UCM Başsavcısı, Netenyahu ve Galant’ın tutuklama talebini HAMAS’lı yetkilileri de içerecek şekilde Ön Yargılama Dairesi’ne 20 Mayıs’ta iletti. İlgili dairenin süreci karara bağlama konusunda ne kadar hızlı hareket edeceği, ilerleyen dönemlerde görülecek. Daha önceki örneklerden yola çıkarak tutuklama taleplerinin karara bağlanmasında uluslararası konjonktürün etkili olduğu dikkatlerden kaçmamaktadır. Sudan eski devlet başkanı Ömer el-Beşir’in tutuklama davası, aylar sonra karara bağlanırken Rusya Devlet Başkanı Vladimir Putin’in yaklaşık bir ayda dosyasının incelenip karara bağlanması, UCM’nin dış baskılardan bağımsız kalamadığının delili niteliğindedir. Bir bakıma Kerim Han, HAMAS’lı yetkililere dair tutuklama talebiyle Netanyahu ve Galant için sunduğu dosyanın kabulü olasılığını artırmayı amaçlamaktadır. Bu adım, kendi içinde makul bir strateji gibi gözükse de sonuçları itibarıyla Filistin direnişinin haklılığına ve meşruiyetine gölge düşürecek bir düzeydedir. Bu yönüyle öncelikle Han’ın HAMAS’lı yetkilileri suçlayıcı tavrını ivedilikle değiştirmesi, talebini geri çekmesi ve dosyanın salahiyeti açısından davanın işgal devleti yöneticilerinin ihlallerine odaklanması, hakkı gözetmek ve masumu korumak bakımından elzem bir durumdur.

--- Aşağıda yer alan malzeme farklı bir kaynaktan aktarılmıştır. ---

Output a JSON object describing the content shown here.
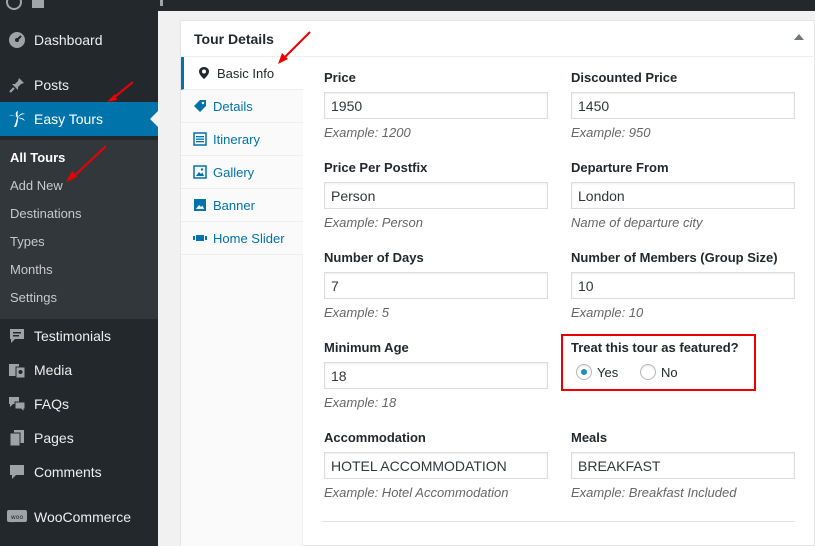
{
  "sidebar": {
    "menu": [
      {
        "label": "Dashboard",
        "icon": "dashboard-icon"
      },
      {
        "label": "Posts",
        "icon": "pin-icon"
      },
      {
        "label": "Easy Tours",
        "icon": "palm-tree-icon"
      },
      {
        "label": "Testimonials",
        "icon": "testimonial-icon"
      },
      {
        "label": "Media",
        "icon": "media-icon"
      },
      {
        "label": "FAQs",
        "icon": "faq-icon"
      },
      {
        "label": "Pages",
        "icon": "pages-icon"
      },
      {
        "label": "Comments",
        "icon": "comments-icon"
      },
      {
        "label": "WooCommerce",
        "icon": "woocommerce-icon"
      }
    ],
    "submenu": [
      "All Tours",
      "Add New",
      "Destinations",
      "Types",
      "Months",
      "Settings"
    ]
  },
  "postbox": {
    "title": "Tour Details",
    "tabs": [
      {
        "label": "Basic Info",
        "icon": "location-pin-icon"
      },
      {
        "label": "Details",
        "icon": "tag-icon"
      },
      {
        "label": "Itinerary",
        "icon": "list-icon"
      },
      {
        "label": "Gallery",
        "icon": "gallery-icon"
      },
      {
        "label": "Banner",
        "icon": "image-icon"
      },
      {
        "label": "Home Slider",
        "icon": "slider-icon"
      }
    ]
  },
  "fields": {
    "price": {
      "label": "Price",
      "value": "1950",
      "hint": "Example: 1200"
    },
    "discounted_price": {
      "label": "Discounted Price",
      "value": "1450",
      "hint": "Example: 950"
    },
    "price_postfix": {
      "label": "Price Per Postfix",
      "value": "Person",
      "hint": "Example: Person"
    },
    "departure_from": {
      "label": "Departure From",
      "value": "London",
      "hint": "Name of departure city"
    },
    "number_of_days": {
      "label": "Number of Days",
      "value": "7",
      "hint": "Example: 5"
    },
    "number_of_members": {
      "label": "Number of Members (Group Size)",
      "value": "10",
      "hint": "Example: 10"
    },
    "minimum_age": {
      "label": "Minimum Age",
      "value": "18",
      "hint": "Example: 18"
    },
    "accommodation": {
      "label": "Accommodation",
      "value": "HOTEL ACCOMMODATION",
      "hint": "Example: Hotel Accommodation"
    },
    "meals": {
      "label": "Meals",
      "value": "BREAKFAST",
      "hint": "Example: Breakfast Included"
    }
  },
  "featured": {
    "label": "Treat this tour as featured?",
    "options": [
      {
        "label": "Yes",
        "checked": true
      },
      {
        "label": "No",
        "checked": false
      }
    ]
  },
  "colors": {
    "accent": "#0073aa",
    "sidebar": "#23282d",
    "annotation": "#ee0000"
  }
}
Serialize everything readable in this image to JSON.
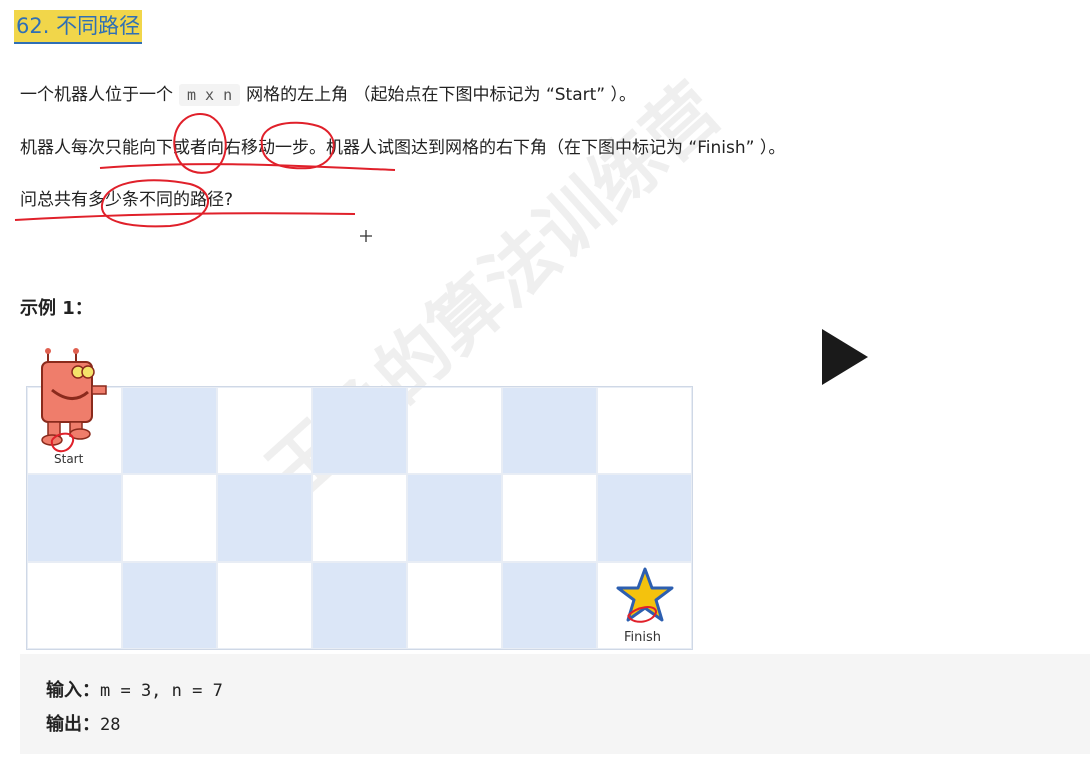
{
  "title": "62. 不同路径",
  "paragraphs": {
    "p1_before": "一个机器人位于一个",
    "p1_code": "m x n",
    "p1_after": "网格的左上角 （起始点在下图中标记为 “Start” ）。",
    "p2": "机器人每次只能向下或者向右移动一步。机器人试图达到网格的右下角（在下图中标记为 “Finish” ）。",
    "p3": "问总共有多少条不同的路径?"
  },
  "example": {
    "title": "示例 1：",
    "grid": {
      "rows": 3,
      "cols": 7
    },
    "start_label": "Start",
    "finish_label": "Finish",
    "input_label": "输入：",
    "input_value": "m = 3, n = 7",
    "output_label": "输出：",
    "output_value": "28"
  },
  "watermark": "王争的算法训练营",
  "icons": {
    "play": "play-icon",
    "robot": "robot-icon",
    "star": "star-icon"
  },
  "colors": {
    "title_highlight": "#f1d64a",
    "title_text": "#2f6fb5",
    "grid_blue": "#dbe6f7",
    "annotation_red": "#e0202a",
    "star_yellow": "#f4c20d",
    "star_border": "#2d5fb0"
  }
}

Uluslararası Ceza Mahkemesi (UCM) Başsavcısı Karim Khan
Uluslararası Ceza Mahkemesi (UCM) Başsavcısı Karim Khan (Pedro Rances Mattey / AA, 23 Nisan 2024)

 

UCM, UAD ve İsrail Saldırganlığının Sürekliliği

UAD’de işgal devletinin soykırım suçuyla yargılanması ve UCM’de İsrailli yöneticilere yönelik tutuklama istemiyle bir adımın atılmasının öneminden yukarıda bahsedildi. Mezkûr gelişmeler elbette Tel Aviv yönetiminin uluslararası siyasetteki konumunu sarsacak ve meşruiyetini ortadan kaldıracak mahiyettedir. Bununla birlikte her iki kurumun da meseleyi ele alış biçiminde kompartımanlaştırıcı bir yanın bulunduğu da göz ardı edilmemelidir. UAD’nin geçtiğimiz hafta İsrail’e karşı Refah’a saldırmaması ve soykırım suçu işlememesi yönündeki uyarısı mühim olmakla birlikte işgal devletine bir çıkış yolu gösterme kaygısını da taşımaktadır. Bir bakıma UAD, Tel Aviv yönetimine yol göstermekte ve saldırganlığın sona erdirilmesi halinde soykırım bulgularının olduğuna dair “şüpheler” bulunabileceğinin sinyali verilmektedir.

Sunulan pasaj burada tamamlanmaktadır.